Many Canadian financial institutions waive service fees for foreign students 18 years and younger.

  1. Money Matters
  • Research if your bank has local branches throughout Canada. Banking with the same institution may expedite the transfer of funds and possibly reduce bank service charges. It is also recommended to inquire about the service charges applied on withdrawals from your debit account and credit card purchases from your home country.
  • Immediately after settling, it is important to visit a financial institution to set up an account and deposit your cash. To avoid carrying large sums of cash, apply for a debit card and order cheques.
  • Ask your financial institution about the process and account information needed to wire funds from a foreign bank to your account. Transferring funds between countries may take between seven to fourteen business days so ensure you have sufficient funds until your money arrives.
  • To avoid overspending or rapidly depleting your funds, it is imperative to create a monthly budget and abide by it! Below is a sample budget to plan essential and non-essential monthly expenses.
  1. Your Health is Your Wealth!
  •  Visit your physician, dentist and any other health professionals to ensure optimal health and to prevent emergencies abroad. Regardless of the foreign student’s health, obtain medical records of your immunization, medical condition, and if applicable, your eye glass prescription.
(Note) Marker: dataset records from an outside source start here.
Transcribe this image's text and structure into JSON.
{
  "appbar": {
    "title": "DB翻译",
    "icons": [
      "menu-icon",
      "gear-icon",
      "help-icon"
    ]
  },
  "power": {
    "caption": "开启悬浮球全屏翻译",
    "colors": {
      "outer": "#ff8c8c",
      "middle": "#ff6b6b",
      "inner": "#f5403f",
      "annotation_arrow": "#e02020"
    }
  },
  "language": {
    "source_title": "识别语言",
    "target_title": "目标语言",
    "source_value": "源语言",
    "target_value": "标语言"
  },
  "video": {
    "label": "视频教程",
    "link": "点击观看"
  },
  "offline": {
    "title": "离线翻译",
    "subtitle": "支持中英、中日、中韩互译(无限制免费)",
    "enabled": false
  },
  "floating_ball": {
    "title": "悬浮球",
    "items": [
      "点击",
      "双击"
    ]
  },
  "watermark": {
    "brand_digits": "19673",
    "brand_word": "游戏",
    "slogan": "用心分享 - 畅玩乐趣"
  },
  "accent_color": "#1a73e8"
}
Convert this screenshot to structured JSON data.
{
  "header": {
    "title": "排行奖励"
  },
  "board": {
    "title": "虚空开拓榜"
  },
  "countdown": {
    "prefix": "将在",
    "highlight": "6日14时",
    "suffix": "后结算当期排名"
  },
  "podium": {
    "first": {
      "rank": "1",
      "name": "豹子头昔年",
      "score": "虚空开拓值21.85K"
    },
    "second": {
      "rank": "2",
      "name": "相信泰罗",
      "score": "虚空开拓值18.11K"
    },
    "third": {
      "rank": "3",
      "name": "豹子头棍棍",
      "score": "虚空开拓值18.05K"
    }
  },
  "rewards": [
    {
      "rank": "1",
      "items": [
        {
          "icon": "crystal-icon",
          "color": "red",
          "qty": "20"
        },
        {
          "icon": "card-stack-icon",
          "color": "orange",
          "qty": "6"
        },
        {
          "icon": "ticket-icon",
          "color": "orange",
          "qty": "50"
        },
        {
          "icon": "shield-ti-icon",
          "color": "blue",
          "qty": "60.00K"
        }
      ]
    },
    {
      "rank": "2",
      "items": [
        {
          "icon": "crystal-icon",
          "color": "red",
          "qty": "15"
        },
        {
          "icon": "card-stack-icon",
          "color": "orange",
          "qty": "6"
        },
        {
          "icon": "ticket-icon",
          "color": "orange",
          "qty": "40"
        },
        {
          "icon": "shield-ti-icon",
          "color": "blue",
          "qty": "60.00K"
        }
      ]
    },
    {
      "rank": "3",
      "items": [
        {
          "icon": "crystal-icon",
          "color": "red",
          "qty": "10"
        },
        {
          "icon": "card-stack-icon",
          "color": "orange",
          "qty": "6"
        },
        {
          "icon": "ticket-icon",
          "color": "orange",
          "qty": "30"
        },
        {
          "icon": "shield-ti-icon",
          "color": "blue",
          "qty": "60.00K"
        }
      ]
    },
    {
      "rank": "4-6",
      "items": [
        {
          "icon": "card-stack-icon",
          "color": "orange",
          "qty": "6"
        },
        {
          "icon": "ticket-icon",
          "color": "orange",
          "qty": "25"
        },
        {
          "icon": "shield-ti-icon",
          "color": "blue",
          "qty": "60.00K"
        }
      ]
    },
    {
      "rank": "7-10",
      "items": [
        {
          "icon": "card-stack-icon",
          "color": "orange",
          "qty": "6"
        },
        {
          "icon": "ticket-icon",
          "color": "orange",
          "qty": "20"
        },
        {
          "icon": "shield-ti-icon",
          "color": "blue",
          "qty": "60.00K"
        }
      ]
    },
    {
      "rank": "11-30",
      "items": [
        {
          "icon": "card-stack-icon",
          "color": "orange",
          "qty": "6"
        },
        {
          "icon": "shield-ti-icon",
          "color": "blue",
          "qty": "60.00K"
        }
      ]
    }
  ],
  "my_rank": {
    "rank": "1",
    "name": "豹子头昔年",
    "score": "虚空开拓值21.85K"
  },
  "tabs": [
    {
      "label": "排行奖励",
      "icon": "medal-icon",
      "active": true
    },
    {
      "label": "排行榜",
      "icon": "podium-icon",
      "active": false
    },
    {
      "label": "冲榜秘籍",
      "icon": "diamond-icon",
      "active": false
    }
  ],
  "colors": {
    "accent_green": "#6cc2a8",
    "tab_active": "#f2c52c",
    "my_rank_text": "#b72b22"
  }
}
  •  If a medical condition pre-exists, inform your school, guardian, homestay, and anyone who comes in regular contact with you about your medical condition. The medical records should also be passed along to your new physician in Canada.
  •  Develop an emergency action plan appointing someone as the contact person in the event of a medical emergency.
  •  Purchase medical insurance as soon as you arrive in Canada because it can be costly to be treated in a Canadian hospital. Prior to purchasing medical insurance, speak to your school to see if medical insurance is included in your tuition.
  •  Always travel with a basic health kit that includes antidiarrheal medication, alcohol based hand gel, Band-Aids, thermometer, topical antibiotics and an ample supply of prescriptions taken regularly.
  •  Ensure all prescription medications are admissible or available in Canada. If the medication is not admissible or available, consult with the physician for alternatives.
  1. Packing
  • Consult with the airline company for the size and weight restrictions and the number of checked luggage allowed. If these limits are exceeded, this may result in paying a substantial surcharge.
  • Attach an identification tag with your contact information on all pieces of luggage and also include this information inside the luggage.
  • Pack two smaller suitcases rather than one large one, and equally divide clothing and other essentials so if one piece is lost, the second one may still be accessible.
  • Invest in a converter and an adapter with different types of plugs because your electronic devices may require different voltage and sockets.
  • Pack accordingly by familiarizing yourself with Canada’s weather, the region where you are staying and keep into consideration the change in season. Pack clothes that you can layer and remember to bring comfortable walking shoes.
  • Since foreign students are often transient, it is recommended to not over pack or buy too many items while studying abroad. They will need to transport these items each time they travel or move.